The High-Resolution Rural Poverty Mapping initiative in Sindh Province, Pakistan, is a research-to-policy pilot that uses ensemble deep learning applied to satellite imagery to generate 1 km² resolution poverty predictions for rural areas. The project was developed by an academic research team comprising Felix Agyemang (University of Manchester), Rashid Memon (University of Qatar), Levi John Wolf and Sean Fox (University of Bristol), in collaboration with the Strategic Social Protection Unit (SPSU) of Pakistan's Sindh Province. Funded by the Center for Effective Global Action's (CEGA) Targeting Aid Better Initiative at UC Berkeley, the initiative was motivated by the twin shocks of the Covid-19 pandemic (March 2020) and one of the wettest monsoon seasons since 1961, which devastated rural households in Sindh and created an urgent need to identify communities eligible for emergency cash relief without relying on costly and time-consuming household surveys.
The system employs a transfer learning approach using three convolutional neural network (CNN) architectures — ResNet-50, ResNet-50V2, and ResNet-101 — initialised with ImageNet weights and trained end-to-end on three concatenated input streams. The primary data inputs are Sentinel-2 daytime satellite imagery (10 m resolution, captured January–April 2016), VIIRS nighttime lights data (2016 median annual product, resampled from 500 m to 10 m), and a global accessibility layer measuring travel time to settlements of 5,000–10,000 population. The three CNN models are combined into an ensemble using a modal (majority vote) classification approach, producing binary predictions at the 1 km² grid cell level: cells with median Simple Poverty Scorecard (SPS) scores below 19 are classified as chronically poor, while those at or above 19 are classified as not chronically poor.
The training data comprised approximately 1.67 million anonymised household-level poverty score records (from an original collection of approximately 1.9 million), gathered through computer-assisted personal interviews (CAPI) on Android tablets between 2016 and 2019. These records were collected under two existing Sindh government programmes: the Sindh Union Council Economic Strengthening Support (SUCCESS) programme, covering 8 districts, and the People's Poverty Reduction Program (PPRP), covering 6 additional districts — together spanning 14 of Sindh's 24 districts. The SPS methodology, originally adopted by the Government of Pakistan as the targeting tool for the Benazir Income Support Program (BISP), its flagship cash transfer programme since January 2009, assigns households a score from 0 to 100, where higher scores indicate less deprivation.

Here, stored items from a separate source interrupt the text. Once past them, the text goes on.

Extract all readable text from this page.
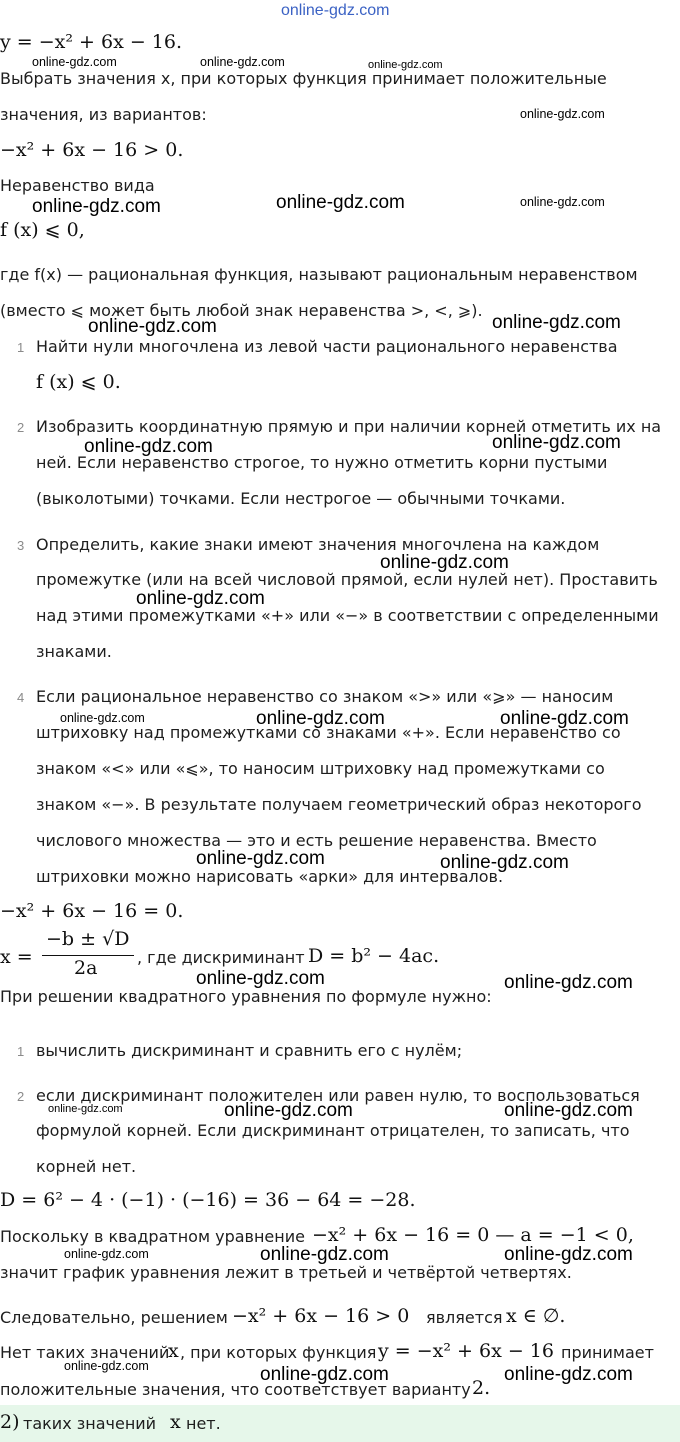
online-gdz.com
y = −x² + 6x − 16.
Выбрать значения x, при которых функция принимает положительные
значения, из вариантов:
−x² + 6x − 16 > 0.
Неравенство вида
f (x) ⩽ 0,
где f(x) — рациональная функция, называют рациональным неравенством
(вместо ⩽ может быть любой знак неравенства >, <, ⩾).
1 Найти нули многочлена из левой части рационального неравенства
f (x) ⩽ 0.
2 Изобразить координатную прямую и при наличии корней отметить их на
ней. Если неравенство строгое, то нужно отметить корни пустыми
(выколотыми) точками. Если нестрогое — обычными точками.
3 Определить, какие знаки имеют значения многочлена на каждом
промежутке (или на всей числовой прямой, если нулей нет). Проставить
над этими промежутками «+» или «−» в соответствии с определенными
знаками.
4 Если рациональное неравенство со знаком «>» или «⩾» — наносим
штриховку над промежутками со знаками «+». Если неравенство со
знаком «<» или «⩽», то наносим штриховку над промежутками со
знаком «−». В результате получаем геометрический образ некоторого
числового множества — это и есть решение неравенства. Вместо
штриховки можно нарисовать «арки» для интервалов.
−x² + 6x − 16 = 0.
x =
−b ± √D
2a , где дискриминант D = b² − 4ac.
При решении квадратного уравнения по формуле нужно:
1 вычислить дискриминант и сравнить его с нулём;
2 если дискриминант положителен или равен нулю, то воспользоваться
формулой корней. Если дискриминант отрицателен, то записать, что
корней нет.
D = 6² − 4 · (−1) · (−16) = 36 − 64 = −28.
Поскольку в квадратном уравнение −x² + 6x − 16 = 0 — a = −1 < 0,
значит график уравнения лежит в третьей и четвёртой четвертях.
Следовательно, решением −x² + 6x − 16 > 0 является x ∈ ∅.
Нет таких значений
x , при которых функция y = −x² + 6x − 16 принимает
положительные значения, что соответствует варианту 2.
2) таких значений x нет.
online-gdz.com	online-gdz.com	online-gdz.com
online-gdz.com
online-gdz.com	online-gdz.com	online-gdz.com
online-gdz.com
online-gdz.com
online-gdz.com	online-gdz.com
online-gdz.com
online-gdz.com
online-gdz.com	online-gdz.com	online-gdz.com
online-gdz.com	online-gdz.com
online-gdz.com	online-gdz.com
online-gdz.com	online-gdz.com	online-gdz.com
online-gdz.com	online-gdz.com	online-gdz.com
online-gdz.com	online-gdz.com	online-gdz.com
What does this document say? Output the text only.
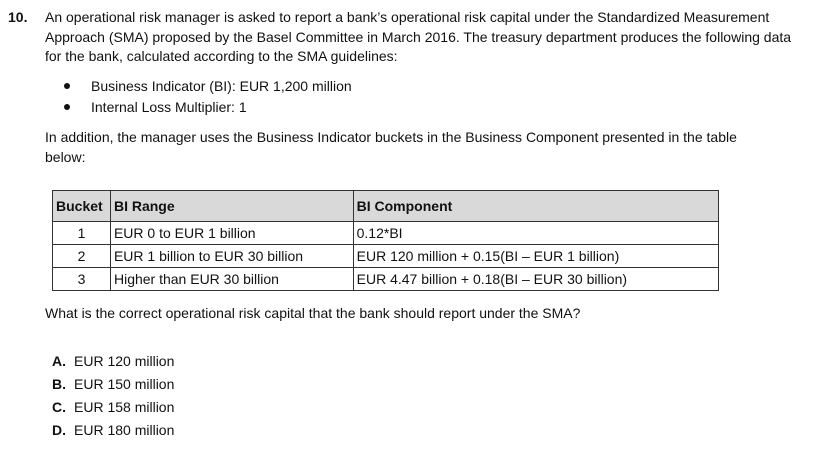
10. An operational risk manager is asked to report a bank’s operational risk capital under the Standardized Measurement Approach (SMA) proposed by the Basel Committee in March 2016. The treasury department produces the following data for the bank, calculated according to the SMA guidelines:
Business Indicator (BI): EUR 1,200 million
Internal Loss Multiplier: 1
In addition, the manager uses the Business Indicator buckets in the Business Component presented in the table below:
Bucket	BI Range	BI Component
1	EUR 0 to EUR 1 billion	0.12*BI
2	EUR 1 billion to EUR 30 billion	EUR 120 million + 0.15(BI – EUR 1 billion)
3	Higher than EUR 30 billion	EUR 4.47 billion + 0.18(BI – EUR 30 billion)
What is the correct operational risk capital that the bank should report under the SMA?
A. EUR 120 million
B. EUR 150 million
C. EUR 158 million
D. EUR 180 million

The research team implemented a rigorous three-stage validation framework. First, a hold-out test on randomly sampled data showed the ensemble model achieving 71% recall, 67% precision, 69% overall accuracy, and an AUC of 0.69, outperforming a comparable Uganda study (66% recall, 44% precision). Second, six-fold spatial cross-validation — where entire districts were held out in turn — demonstrated ensemble recall of 59–81% and median AUC of 0.66, with the ensemble consistently performing as the most stable predictor across iterations. Third, a novel ground-truth validation exercise was conducted in Ghotki district in 2022, surveying approximately 7,000 households across 174 grid cells, where the ensemble model achieved 59% recall versus 50% for random classification. The models were trained using Keras and TensorFlow in Python with a batch size of 16, learning rate of 0.00005, 30 epochs, and early stopping after 10 consecutive epochs without validation improvement.
The resulting poverty maps cover 32,281 grid cells across rural Sindh at 1 km² resolution, representing a tenfold improvement in spatial granularity over prior geographic targeting models. The SPSU intended to use these maps to develop a targeting strategy for social welfare interventions, particularly emergency cash relief. However, the SPSU subsequently launched a USD 230 million initiative with the World Bank — the Strengthening Social Protection Delivery System in Sindh (SSPDSS) project — that relies on a Multidimensional Poverty Index (MPI) for geographic targeting instead of the ML-generated poverty prevalence estimates (CEGA, 2023b; World Bank, 2022). No primary evidence has been identified confirming that the poverty maps were operationally adopted into government targeting workflows or that they directly informed benefit allocation decisions. The project remains characterised as a research-to-policy initiative with demonstrated technical feasibility but no documented policy uptake.
The study received ethical approval from the Institutional Review Board at Lahore University of Management Sciences (LUMS-IRB/05/30/2022/RM-FWA-00019408). Verbal informed consent was obtained from all households using a standardised consent script, and all data was aggregated to 1 km² cells to prevent individual household identification. All data files and scripts were made publicly available on Figshare. Key limitations acknowledged include substantial spatial noise in the original GPS-referenced survey data, the asset-based SPS measure differing from the official consumption-based poverty line, geographic coverage limited to 14 of 24 districts, and temporal separation between 2016 training imagery and 2022 validation data.